La méthode constructiviste consiste à imaginer des individus dans une situation idéale de décision (impartiale), à leur faire sélectionner les principes d'organisation de la société les plus adéquates possibles. Du fait de l'impartialité de la situation imaginée, les principes choisis devraient être justes. Mais, explique COHEN, ceux qui utilisent cette méthode confondent ce qu'ils pensent être un idéal de justice avec des normes de régulation sociale. Or, ces dernières doivent tenir compte d'une série de faits sociaux et de difficultés pratiques qui importent dans l'idéal de justice. De ce fait, la justice, comme idéal philosophique, ressort amoindrie de la méthode constructiviste.

John RAWLS considère comme juste toute inégalité qui profite aux moins favorisés. Ce faisant, il tolère que des individus égoïstes, qui ont besoin d'incitations pour contribuer au produit social, bénéficient de salaires plus élevés que ceux qui n'ont pas besoin d'incitation parce qu'ils sont mus, par exemple, par un sens de la communauté. Sur cette base de la différence, COHEN reproche à RAWLS de restreindre la justice au cadre législatif de la société et propose que les comportement individuels doivent également être soumis à des critères de justice. L'idéal d'égalité n'en sera que mieux défendu.
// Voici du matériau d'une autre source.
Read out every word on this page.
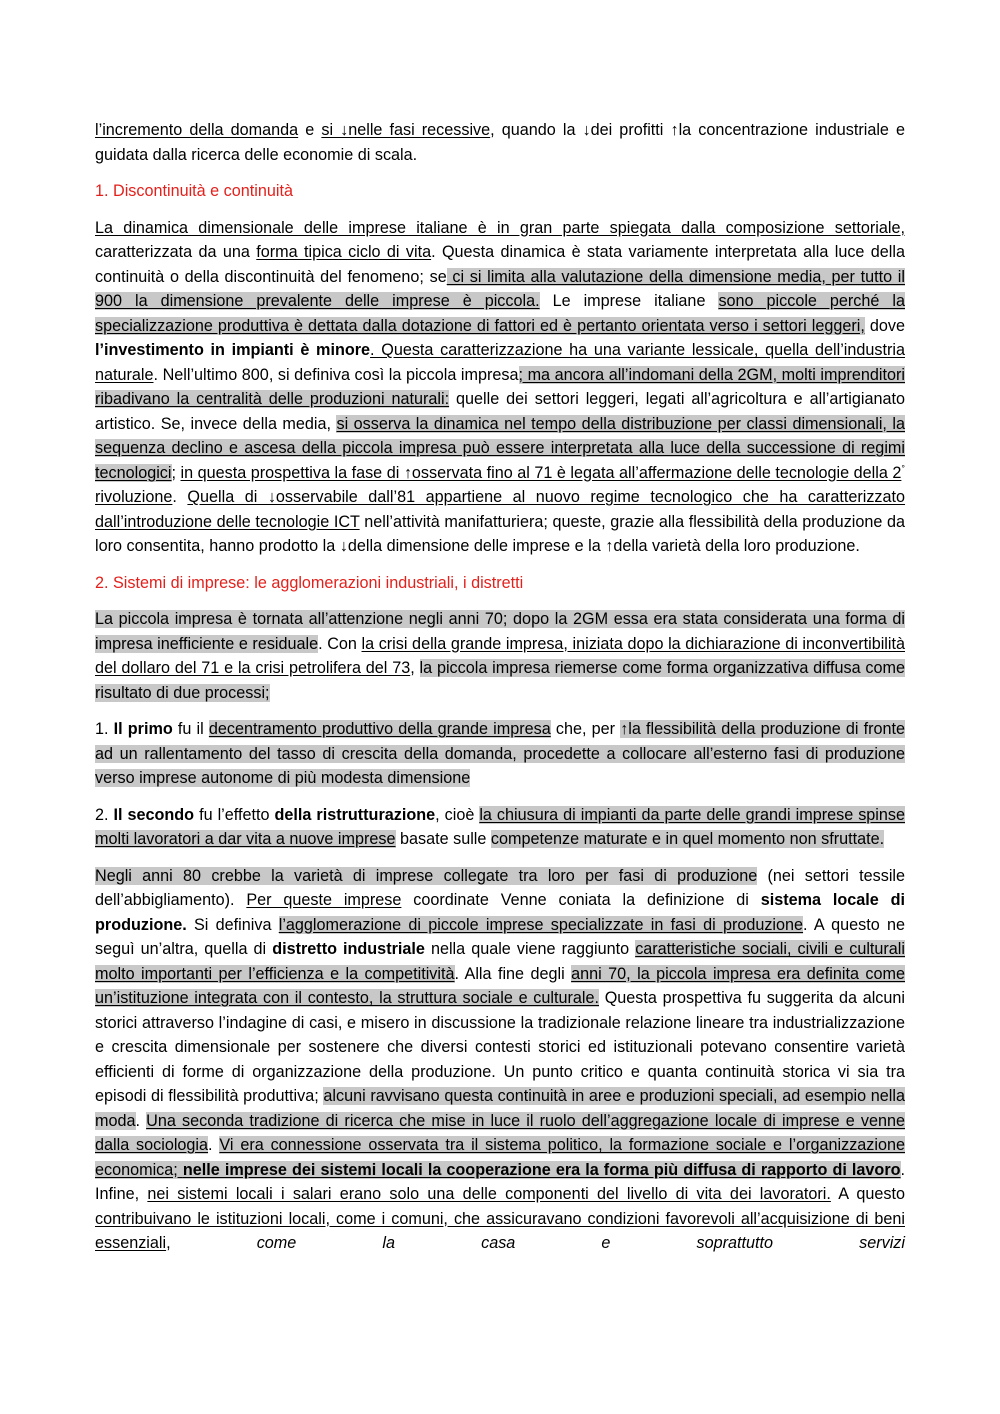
l’incremento della domanda e si ↓nelle fasi recessive, quando la ↓dei profitti ↑la concentrazione industriale e guidata dalla ricerca delle economie di scala.

1. Discontinuità e continuità

La dinamica dimensionale delle imprese italiane è in gran parte spiegata dalla composizione settoriale, caratterizzata da una forma tipica ciclo di vita. Questa dinamica è stata variamente interpretata alla luce della continuità o della discontinuità del fenomeno; se ci si limita alla valutazione della dimensione media, per tutto il 900 la dimensione prevalente delle imprese è piccola. Le imprese italiane sono piccole perché la specializzazione produttiva è dettata dalla dotazione di fattori ed è pertanto orientata verso i settori leggeri, dove l’investimento in impianti è minore. Questa caratterizzazione ha una variante lessicale, quella dell’industria naturale. Nell’ultimo 800, si definiva così la piccola impresa; ma ancora all’indomani della 2GM, molti imprenditori ribadivano la centralità delle produzioni naturali: quelle dei settori leggeri, legati all’agricoltura e all’artigianato artistico. Se, invece della media, si osserva la dinamica nel tempo della distribuzione per classi dimensionali, la sequenza declino e ascesa della piccola impresa può essere interpretata alla luce della successione di regimi tecnologici; in questa prospettiva la fase di ↑osservata fino al 71 è legata all’affermazione delle tecnologie della 2° rivoluzione. Quella di ↓osservabile dall’81 appartiene al nuovo regime tecnologico che ha caratterizzato dall’introduzione delle tecnologie ICT nell’attività manifatturiera; queste, grazie alla flessibilità della produzione da loro consentita, hanno prodotto la ↓della dimensione delle imprese e la ↑della varietà della loro produzione.

2. Sistemi di imprese: le agglomerazioni industriali, i distretti

La piccola impresa è tornata all’attenzione negli anni 70; dopo la 2GM essa era stata considerata una forma di impresa inefficiente e residuale. Con la crisi della grande impresa, iniziata dopo la dichiarazione di inconvertibilità del dollaro del 71 e la crisi petrolifera del 73, la piccola impresa riemerse come forma organizzativa diffusa come risultato di due processi;

1. Il primo fu il decentramento produttivo della grande impresa che, per ↑la flessibilità della produzione di fronte ad un rallentamento del tasso di crescita della domanda, procedette a collocare all’esterno fasi di produzione verso imprese autonome di più modesta dimensione

2. Il secondo fu l’effetto della ristrutturazione, cioè la chiusura di impianti da parte delle grandi imprese spinse molti lavoratori a dar vita a nuove imprese basate sulle competenze maturate e in quel momento non sfruttate.

Negli anni 80 crebbe la varietà di imprese collegate tra loro per fasi di produzione (nei settori tessile dell’abbigliamento). Per queste imprese coordinate Venne coniata la definizione di sistema locale di produzione. Si definiva l’agglomerazione di piccole imprese specializzate in fasi di produzione. A questo ne seguì un’altra, quella di distretto industriale nella quale viene raggiunto caratteristiche sociali, civili e culturali molto importanti per l’efficienza e la competitività. Alla fine degli anni 70, la piccola impresa era definita come un’istituzione integrata con il contesto, la struttura sociale e culturale. Questa prospettiva fu suggerita da alcuni storici attraverso l’indagine di casi, e misero in discussione la tradizionale relazione lineare tra industrializzazione e crescita dimensionale per sostenere che diversi contesti storici ed istituzionali potevano consentire varietà efficienti di forme di organizzazione della produzione. Un punto critico e quanta continuità storica vi sia tra episodi di flessibilità produttiva; alcuni ravvisano questa continuità in aree e produzioni speciali, ad esempio nella moda. Una seconda tradizione di ricerca che mise in luce il ruolo dell’aggregazione locale di imprese e venne dalla sociologia. Vi era connessione osservata tra il sistema politico, la formazione sociale e l’organizzazione economica; nelle imprese dei sistemi locali la cooperazione era la forma più diffusa di rapporto di lavoro. Infine, nei sistemi locali i salari erano solo una delle componenti del livello di vita dei lavoratori. A questo contribuivano le istituzioni locali, come i comuni, che assicuravano condizioni favorevoli all’acquisizione di beni essenziali, come la casa e soprattutto servizi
- Why not socialism?, court ouvrage (92 pages) publié à titre posthume, livre une série d'arguments, sur le mode de la philosophie analytique, à propos de la désirabilité et de la faisabilité du socialisme. Pour ce faire, COHEN invoque le modèle du camping en groupe, où même les moins égalitaires d'entre nous préférerons une organisation de type socialiste à un fonctionnement de type capitaliste. Ensuite, il soumet à discussion plusieurs modèles de socialisme de marché (modèles idéaux à ce pas confondre avec le modèle chinois), permettant à la fois de conserver le précieux mécanisme d'incitation et la fonction d'information du marché et d'orienter ce dernier vers une distribution plus juste des ressources. Mais, rappelle COHEN, si le socialisme de marché est certainement un modèle aux nombreux avantages, incontestablement supérieur au statu quo, il ne faudrait pas oublier que tout marché mobilise des motivations mesquines, entraînant des effets indésirables. Ce pourquoi il conclut : "Tout marché, même socialiste, est un système prédateur". Publié en français sous le titre Pourquoi pas le socialisme?, par L'Herne.

      Reconnu comme partisans du marxisme analytique, COHEN est membre fondateur du Groupe Septembre. Il reste un ami proche, malgré les différences philosophiques, du philosophe politique marxiste Marshall BERMAN.

 

Gerald COHEN, Su tu es pour l'égalité, pourquoi es-tu si riche?, 2010 ; pourquoi pas le socialisme?; 2010. Il ne semble pas que les ouvrages majeurs de l'auteur aient été traduits en français.

Fabien TARRIT, Gerald A. Cohen et le marxisme : apports et prise de distance, dans Revue de philosophie économique, 2013 ; Le marxisme de G.A. Cohen, Genèse, fondements et limites, 2016.